Into this legal, scientific and regulatory cesspool now comes yet another element, which may yet go down as a key turning point in the debate – more important even than Climategate: Peter Gleick’s February 14 transmission of several stolen documents and a forged memorandum to 15 environmental activists in the United States and possibly abroad.
The stolen documents were taken from The Heartland Institute, a Chicago-based think tank that has received increasing attention for challenging IPCC and EPA global warming doom and gloom dogma, misinformation and propaganda. (Among the documents stolen were lists of HI donors and its entire 2012 budget.) The left and its mainstream media lapdogs had a field day with the information, but focused almost exclusively on the forged memo, which purported to reveal Heartland’s secret “climate strategy” – to make school children, citizens and legislators better informed about actual climate science.
Six days later Gleick, president and co-founder of the Pacific Institute, confessed to the crime. Virtually everyone now agrees the memo is a poor forgery, probably written by Gleick, although he still denies having done so.
Gleick is a prominent member of the global warming clique. His take-down is big news, and one reason this scandal could overshadow Climategate in its impact on global warming debates.
Gleick has been forced to step down from several positions, including as president of the Pacific Institute, and will likely face civil and criminal charges. His is likely to be only the first scalp that global warming “realists” collect from this incident. Heartland has indicated it will also go after Gleick’s accomplices in major environmental organizations and even in the drive-by media.
The criminal and civil cases will drag out for years, and discovery could uncover even more misbehavior in the alarmist camp.

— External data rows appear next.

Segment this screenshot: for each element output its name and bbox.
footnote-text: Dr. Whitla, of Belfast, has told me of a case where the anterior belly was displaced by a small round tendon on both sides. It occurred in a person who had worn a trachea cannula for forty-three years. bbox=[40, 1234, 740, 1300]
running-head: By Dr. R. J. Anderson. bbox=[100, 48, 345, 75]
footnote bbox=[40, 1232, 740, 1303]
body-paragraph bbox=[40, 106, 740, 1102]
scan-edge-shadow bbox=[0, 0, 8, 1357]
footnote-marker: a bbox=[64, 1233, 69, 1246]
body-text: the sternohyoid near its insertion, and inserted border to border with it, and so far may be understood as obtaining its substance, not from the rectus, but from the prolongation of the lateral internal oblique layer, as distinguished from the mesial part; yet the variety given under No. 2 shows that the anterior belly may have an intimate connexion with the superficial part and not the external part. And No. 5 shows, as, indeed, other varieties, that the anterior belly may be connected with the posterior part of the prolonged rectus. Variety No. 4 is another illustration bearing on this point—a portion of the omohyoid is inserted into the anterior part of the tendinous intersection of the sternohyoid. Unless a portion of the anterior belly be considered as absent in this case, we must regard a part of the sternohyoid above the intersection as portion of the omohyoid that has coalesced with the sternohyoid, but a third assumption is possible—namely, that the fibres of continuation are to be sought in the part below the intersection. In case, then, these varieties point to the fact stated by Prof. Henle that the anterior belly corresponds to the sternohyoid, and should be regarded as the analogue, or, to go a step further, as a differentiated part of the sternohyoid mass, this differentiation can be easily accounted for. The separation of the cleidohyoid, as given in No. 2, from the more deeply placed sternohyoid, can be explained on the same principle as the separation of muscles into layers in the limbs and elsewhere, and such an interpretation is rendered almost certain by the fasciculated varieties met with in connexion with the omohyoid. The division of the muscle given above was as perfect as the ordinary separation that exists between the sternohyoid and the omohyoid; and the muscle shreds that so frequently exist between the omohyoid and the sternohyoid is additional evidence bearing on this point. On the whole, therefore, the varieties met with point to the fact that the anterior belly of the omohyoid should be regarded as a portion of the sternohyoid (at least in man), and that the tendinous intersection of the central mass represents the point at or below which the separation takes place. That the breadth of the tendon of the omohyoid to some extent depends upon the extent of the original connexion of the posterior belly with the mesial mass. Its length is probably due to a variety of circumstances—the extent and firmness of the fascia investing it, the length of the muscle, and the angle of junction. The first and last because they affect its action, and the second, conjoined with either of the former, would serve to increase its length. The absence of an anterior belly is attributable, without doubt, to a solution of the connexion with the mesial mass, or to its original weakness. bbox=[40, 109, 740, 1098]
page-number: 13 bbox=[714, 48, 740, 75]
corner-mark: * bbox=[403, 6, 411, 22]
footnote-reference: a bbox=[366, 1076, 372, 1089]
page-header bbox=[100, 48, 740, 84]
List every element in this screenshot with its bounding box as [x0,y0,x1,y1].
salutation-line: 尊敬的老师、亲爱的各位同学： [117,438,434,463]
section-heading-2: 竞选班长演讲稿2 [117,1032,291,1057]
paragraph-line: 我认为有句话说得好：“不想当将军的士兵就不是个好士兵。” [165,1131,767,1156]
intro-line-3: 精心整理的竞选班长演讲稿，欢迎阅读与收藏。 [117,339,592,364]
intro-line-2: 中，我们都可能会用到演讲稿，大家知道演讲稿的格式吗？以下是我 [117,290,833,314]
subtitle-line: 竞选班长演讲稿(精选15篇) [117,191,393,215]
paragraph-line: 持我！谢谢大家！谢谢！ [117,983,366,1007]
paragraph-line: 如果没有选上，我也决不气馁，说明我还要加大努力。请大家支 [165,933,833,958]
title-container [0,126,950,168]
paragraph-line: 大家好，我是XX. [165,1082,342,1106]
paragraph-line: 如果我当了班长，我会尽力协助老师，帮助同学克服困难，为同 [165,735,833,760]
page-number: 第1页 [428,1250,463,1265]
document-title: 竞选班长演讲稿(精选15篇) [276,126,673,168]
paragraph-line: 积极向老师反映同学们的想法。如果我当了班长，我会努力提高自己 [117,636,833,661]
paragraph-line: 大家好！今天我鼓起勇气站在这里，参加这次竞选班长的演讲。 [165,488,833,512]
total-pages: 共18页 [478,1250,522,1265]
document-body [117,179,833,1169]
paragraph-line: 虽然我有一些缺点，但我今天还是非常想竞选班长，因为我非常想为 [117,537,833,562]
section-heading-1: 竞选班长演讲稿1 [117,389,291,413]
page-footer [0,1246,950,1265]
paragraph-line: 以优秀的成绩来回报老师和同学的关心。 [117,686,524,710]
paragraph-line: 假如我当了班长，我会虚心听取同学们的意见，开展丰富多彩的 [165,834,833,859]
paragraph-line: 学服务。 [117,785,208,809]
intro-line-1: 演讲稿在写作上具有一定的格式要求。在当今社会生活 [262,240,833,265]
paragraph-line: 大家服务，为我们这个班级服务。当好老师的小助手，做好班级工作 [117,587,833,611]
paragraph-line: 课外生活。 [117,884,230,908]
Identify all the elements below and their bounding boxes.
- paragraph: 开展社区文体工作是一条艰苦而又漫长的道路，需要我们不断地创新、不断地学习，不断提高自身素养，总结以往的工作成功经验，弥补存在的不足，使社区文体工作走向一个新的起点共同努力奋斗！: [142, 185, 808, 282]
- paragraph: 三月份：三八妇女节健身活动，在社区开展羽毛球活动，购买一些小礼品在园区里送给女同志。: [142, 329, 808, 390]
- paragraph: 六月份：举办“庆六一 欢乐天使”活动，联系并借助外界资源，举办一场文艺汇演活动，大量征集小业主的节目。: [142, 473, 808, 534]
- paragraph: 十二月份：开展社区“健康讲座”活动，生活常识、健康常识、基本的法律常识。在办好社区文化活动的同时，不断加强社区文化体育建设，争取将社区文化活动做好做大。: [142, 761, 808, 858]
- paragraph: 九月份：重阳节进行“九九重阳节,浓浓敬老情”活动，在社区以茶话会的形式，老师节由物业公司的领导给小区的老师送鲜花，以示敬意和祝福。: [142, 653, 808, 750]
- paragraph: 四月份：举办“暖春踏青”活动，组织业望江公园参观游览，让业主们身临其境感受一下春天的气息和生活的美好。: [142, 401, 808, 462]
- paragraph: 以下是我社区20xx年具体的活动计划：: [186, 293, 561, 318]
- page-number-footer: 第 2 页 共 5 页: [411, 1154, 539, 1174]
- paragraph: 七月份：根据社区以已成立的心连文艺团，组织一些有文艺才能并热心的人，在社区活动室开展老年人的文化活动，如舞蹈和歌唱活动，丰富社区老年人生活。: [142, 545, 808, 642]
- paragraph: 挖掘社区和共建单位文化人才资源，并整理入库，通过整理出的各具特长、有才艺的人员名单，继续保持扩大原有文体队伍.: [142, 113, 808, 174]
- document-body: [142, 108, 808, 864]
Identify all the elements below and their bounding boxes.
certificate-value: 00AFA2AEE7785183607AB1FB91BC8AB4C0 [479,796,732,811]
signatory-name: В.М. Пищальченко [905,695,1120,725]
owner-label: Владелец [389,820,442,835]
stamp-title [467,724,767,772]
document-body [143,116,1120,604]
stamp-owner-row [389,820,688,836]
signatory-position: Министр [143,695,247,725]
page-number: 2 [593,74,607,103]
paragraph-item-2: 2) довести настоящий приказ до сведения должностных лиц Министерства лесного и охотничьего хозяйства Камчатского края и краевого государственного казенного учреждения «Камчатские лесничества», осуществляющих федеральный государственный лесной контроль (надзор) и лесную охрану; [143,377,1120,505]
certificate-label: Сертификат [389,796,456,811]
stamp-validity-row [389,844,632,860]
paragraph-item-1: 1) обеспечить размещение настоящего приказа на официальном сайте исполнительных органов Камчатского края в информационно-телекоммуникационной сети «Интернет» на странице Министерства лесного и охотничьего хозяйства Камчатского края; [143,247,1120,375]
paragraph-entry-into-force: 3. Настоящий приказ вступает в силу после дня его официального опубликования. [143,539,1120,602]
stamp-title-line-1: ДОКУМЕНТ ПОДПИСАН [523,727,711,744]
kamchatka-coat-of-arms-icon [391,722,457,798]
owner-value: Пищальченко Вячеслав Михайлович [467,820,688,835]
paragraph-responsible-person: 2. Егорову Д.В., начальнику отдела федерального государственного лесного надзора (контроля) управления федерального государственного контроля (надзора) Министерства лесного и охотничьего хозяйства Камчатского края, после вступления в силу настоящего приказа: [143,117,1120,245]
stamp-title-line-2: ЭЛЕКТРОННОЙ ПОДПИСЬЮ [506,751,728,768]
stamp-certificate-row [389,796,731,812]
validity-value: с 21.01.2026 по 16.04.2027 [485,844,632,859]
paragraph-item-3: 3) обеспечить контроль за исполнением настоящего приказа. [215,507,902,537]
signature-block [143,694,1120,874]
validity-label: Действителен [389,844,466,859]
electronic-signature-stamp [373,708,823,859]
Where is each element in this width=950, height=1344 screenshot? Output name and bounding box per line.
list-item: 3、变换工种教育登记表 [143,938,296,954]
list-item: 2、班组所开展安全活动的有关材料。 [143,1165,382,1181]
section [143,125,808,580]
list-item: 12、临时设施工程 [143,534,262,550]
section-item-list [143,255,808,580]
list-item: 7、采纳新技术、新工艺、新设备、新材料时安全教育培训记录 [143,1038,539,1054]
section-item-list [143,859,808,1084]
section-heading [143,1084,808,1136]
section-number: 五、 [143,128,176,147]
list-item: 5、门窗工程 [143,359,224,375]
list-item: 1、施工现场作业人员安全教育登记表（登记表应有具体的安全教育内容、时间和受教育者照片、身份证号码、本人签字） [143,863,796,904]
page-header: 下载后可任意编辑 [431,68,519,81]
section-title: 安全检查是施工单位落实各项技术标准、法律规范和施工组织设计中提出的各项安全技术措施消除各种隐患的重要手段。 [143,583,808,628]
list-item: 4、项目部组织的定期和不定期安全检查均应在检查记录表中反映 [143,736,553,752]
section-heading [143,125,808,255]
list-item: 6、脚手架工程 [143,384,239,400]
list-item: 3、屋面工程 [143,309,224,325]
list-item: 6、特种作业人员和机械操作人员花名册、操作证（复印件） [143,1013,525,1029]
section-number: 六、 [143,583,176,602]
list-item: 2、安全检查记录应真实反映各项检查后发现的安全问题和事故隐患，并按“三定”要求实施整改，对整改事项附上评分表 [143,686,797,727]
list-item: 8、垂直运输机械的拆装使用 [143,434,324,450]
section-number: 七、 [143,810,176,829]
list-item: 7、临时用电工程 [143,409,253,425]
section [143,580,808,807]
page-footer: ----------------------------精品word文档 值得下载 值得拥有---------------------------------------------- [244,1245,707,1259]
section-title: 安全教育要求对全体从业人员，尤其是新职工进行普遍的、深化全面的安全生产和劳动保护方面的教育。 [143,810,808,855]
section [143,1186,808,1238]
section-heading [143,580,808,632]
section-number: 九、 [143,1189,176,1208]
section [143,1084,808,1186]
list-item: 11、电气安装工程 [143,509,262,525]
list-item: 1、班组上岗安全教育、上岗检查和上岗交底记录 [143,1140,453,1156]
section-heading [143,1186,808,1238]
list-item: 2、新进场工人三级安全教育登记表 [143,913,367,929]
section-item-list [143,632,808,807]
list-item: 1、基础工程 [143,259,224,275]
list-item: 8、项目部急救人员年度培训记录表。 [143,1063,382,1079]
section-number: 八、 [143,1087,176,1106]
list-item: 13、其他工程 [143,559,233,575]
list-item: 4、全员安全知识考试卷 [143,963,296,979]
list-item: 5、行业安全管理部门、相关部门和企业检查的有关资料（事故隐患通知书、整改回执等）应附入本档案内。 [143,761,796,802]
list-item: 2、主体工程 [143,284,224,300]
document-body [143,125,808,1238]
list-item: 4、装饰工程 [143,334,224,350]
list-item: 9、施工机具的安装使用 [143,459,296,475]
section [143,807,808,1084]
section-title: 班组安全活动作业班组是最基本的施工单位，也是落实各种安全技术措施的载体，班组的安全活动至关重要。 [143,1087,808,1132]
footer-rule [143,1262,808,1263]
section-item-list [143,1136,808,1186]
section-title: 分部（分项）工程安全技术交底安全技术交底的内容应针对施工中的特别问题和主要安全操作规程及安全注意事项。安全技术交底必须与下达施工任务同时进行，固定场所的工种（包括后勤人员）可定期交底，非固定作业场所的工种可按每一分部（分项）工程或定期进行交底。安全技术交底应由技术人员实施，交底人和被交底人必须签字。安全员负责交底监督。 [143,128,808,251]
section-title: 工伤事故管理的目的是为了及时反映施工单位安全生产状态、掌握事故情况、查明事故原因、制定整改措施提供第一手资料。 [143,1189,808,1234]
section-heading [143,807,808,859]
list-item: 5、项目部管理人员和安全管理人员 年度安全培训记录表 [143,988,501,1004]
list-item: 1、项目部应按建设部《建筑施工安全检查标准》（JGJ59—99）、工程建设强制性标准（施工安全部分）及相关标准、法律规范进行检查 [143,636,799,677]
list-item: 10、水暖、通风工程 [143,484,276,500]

Heartland may also face discovery, but the stolen documents suggest that it has little or nothing to hide.
Who knew what Gleick was up to, and when did they know it? Who was Gleick trying to impress by this theft and forgery, and what did he and his accomplices seek to gain?
In the digital era, every email and every PDF document leaves a digital trail. There will be no cover up this time, no white-wash investigations by friendly IPCC and university colleagues. The perpetrator can’t take the Fifth Amendment in a civil suit, and the prospect of time in jail has been known to loosen lips. The whole global warming cabal is wondering when the next shoe will drop, and drop it shall.
The truth will finally come out, and the world will be better for it.
Craig Rucker is a co-founder of the Committee For A Constructive Tomorrow and serves as its executive director.